A estrutura episódica e circular da narrativa, que começa e termina com a chegada das manine (minúsculos flocos de neve que anunciam o fim do inverno e início da primavera), confere um tom de reflexão serena sobre a passagem do tempo, quase igualando memória, imaginação e sonho. O efeito é tão poderoso que “amarcord” virou sinônimo de obra memorialística (Fulano fez seu amarcord).

Gênio cansado

Em outros filmes de suas últimas décadas de cinema Fellini reflete (ou melhor, fantasia) sobre temas como o machismo (Cidade das mulheres), a guerra (E la nave va) e a televisão (Ginger e Fred), mas sempre sobrepondo ostensivamente seu estilo ao objeto abordado.

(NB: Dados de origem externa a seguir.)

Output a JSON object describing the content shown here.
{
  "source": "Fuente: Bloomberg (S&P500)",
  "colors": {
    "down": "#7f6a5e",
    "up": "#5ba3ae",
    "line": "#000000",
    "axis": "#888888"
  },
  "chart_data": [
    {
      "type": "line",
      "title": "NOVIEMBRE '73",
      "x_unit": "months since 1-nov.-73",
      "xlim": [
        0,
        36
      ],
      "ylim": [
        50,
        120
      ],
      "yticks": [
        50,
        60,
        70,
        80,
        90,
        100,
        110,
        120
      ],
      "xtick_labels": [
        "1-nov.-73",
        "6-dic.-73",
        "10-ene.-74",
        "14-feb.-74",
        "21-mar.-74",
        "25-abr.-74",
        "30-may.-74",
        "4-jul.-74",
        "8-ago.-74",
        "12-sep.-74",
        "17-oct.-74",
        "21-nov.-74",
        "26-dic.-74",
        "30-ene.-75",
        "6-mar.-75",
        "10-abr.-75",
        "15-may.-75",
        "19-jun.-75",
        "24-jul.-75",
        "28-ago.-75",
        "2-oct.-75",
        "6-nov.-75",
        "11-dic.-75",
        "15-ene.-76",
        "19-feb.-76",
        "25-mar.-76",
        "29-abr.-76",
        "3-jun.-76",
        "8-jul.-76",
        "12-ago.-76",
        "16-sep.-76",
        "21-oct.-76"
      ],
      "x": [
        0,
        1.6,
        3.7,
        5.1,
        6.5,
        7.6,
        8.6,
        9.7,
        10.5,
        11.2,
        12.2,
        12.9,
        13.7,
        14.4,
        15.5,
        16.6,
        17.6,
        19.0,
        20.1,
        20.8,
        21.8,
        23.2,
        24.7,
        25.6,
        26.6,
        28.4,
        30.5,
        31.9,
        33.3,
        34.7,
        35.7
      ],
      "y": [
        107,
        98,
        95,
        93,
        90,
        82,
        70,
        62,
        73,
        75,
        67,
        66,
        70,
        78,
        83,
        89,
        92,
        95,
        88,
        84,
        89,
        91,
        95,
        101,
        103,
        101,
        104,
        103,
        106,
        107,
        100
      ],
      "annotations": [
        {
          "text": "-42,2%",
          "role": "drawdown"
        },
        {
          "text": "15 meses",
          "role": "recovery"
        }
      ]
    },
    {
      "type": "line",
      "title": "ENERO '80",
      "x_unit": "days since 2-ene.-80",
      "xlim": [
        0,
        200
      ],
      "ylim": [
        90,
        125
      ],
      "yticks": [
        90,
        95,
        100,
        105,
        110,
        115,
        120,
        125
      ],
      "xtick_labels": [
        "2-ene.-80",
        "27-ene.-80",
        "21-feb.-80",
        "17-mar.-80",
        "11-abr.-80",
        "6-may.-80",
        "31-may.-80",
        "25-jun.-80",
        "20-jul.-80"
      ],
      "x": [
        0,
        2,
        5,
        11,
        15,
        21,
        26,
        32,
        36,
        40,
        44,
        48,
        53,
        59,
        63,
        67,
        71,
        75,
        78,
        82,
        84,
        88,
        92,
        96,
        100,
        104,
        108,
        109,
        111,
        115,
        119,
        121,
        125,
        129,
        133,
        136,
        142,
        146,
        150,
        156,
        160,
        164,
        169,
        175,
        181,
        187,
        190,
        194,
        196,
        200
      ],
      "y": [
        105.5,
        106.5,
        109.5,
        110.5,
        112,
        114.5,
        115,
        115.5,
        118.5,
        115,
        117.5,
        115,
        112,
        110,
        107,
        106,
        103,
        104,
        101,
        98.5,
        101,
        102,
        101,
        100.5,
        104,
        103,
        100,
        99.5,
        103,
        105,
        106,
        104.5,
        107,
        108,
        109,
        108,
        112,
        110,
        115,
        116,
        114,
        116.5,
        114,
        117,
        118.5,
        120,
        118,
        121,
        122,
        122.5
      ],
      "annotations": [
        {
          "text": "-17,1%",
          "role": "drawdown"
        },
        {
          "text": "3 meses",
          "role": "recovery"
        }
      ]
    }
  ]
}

Seu último longa, A voz da lua, é o testamento de um gênio cansado, que parece se declarar impotente diante da vulgaridade ruidosa em que o mundo se transformou. A certa altura, um dos dois protagonistas, o maluquinho Ivo (Roberto Benigni), declara: “Se fizéssemos um pouco de silêncio, poderíamos compreender alguma coisa”. Fellini, contraditoriamente, não conseguia silenciar. Só a morte o calou, três anos depois, aos 73 anos de idade.